“There are more things we can do with the community in terms of sponsorships and in terms of contributions to local activities,” Ferrari said Monday. “I think it’s something we’ve done in the past and I thinks it’s something we can do even more in the future.”
The Pirelli chairman stopped short of identifying any specific programs the company will become involved with, however, those relationships may become apparent in a couple of weeks.
Ferrari is in Rome this week with the Pirelli sales force from all over the United States, Mexico and Canada.
“We are having all of our sales force coming to Rome for special training,” Ferrari said. “It’s a great way of getting us all together and focusing on our group strategy. It’s a strategy that focuses very much on the premium segment of the tire business.”

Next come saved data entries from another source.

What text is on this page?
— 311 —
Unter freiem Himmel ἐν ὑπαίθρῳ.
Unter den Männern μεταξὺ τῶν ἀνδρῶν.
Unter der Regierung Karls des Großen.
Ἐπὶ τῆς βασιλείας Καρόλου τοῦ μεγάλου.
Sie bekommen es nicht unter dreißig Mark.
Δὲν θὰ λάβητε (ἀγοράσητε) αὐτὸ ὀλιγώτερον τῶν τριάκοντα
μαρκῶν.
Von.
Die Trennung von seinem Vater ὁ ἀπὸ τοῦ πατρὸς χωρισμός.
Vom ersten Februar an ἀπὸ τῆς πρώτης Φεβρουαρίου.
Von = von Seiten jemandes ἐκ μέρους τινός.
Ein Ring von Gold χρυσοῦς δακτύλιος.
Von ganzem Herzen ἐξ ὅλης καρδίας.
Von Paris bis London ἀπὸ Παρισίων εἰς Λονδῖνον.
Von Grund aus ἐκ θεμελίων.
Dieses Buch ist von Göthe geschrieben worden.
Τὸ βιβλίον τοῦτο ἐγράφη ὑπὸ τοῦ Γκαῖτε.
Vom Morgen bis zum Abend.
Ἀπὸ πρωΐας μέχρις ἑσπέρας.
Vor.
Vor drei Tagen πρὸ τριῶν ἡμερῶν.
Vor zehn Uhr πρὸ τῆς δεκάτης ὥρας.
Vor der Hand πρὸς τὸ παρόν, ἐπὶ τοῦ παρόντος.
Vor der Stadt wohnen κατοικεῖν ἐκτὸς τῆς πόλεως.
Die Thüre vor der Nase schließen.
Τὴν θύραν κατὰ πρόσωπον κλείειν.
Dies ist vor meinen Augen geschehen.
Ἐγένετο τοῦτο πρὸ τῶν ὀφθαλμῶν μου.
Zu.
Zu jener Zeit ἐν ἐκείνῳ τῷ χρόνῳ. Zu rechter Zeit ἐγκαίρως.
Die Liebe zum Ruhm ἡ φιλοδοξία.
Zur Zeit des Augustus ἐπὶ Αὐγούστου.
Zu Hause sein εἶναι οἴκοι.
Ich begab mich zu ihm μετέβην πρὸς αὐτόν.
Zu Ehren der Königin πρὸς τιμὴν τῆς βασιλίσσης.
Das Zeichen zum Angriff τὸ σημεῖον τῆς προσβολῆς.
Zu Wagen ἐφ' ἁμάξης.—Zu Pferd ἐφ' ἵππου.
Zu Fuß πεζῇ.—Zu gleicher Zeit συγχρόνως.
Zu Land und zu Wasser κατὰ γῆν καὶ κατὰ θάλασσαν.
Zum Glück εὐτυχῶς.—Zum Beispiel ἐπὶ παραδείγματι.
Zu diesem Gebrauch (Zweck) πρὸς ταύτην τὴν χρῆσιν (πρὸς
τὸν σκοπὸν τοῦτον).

Personnel from the company’s headquarters plant in Rome are also involved in the meetings.
“I believe it is important to share the strategy, not just with the sales people, but also with the whole group, especially the people that do produce the wonderful premium tires that we sell in the region and the U.S. in particular,” Ferrari said.
The Pirelli chairman said medium and standard tire markets have been relatively flat but that growth in the premium market is about 5 percent.
“More and more manufacturers are producing premium cars with a lot of technology and these cars do need high-end technology tires on them,” Ferrari said.
At the headquarters plant in the Floyd County Industrial Park off U.S. 27 south, Pirelli specializes in the very high-end premium tires.
“Those are tires that have very high speed codes and a lot of technology with regards to grip performance, breaking performance,” Ferrari said. “They are tires that we make in very many different sizes in relatively small batches, which is exactly what the Rome plant is great in doing. We make about 400,000 tires a year here, again very sophisticated, very high end tires, and that is where the market is growing the most. It’s also where most of the money is in terms of profits.
“The market is tough in general, but when I talk to my colleagues in Europe they think that the market in the U.S. is doing great,” Ferrari said. “Everything is doing great compared to Europe these days.”
Ferrari predicted that at least for the short term, additional expansion of the Rome plant would be unrealistic but he added that Rome is increasing production annually.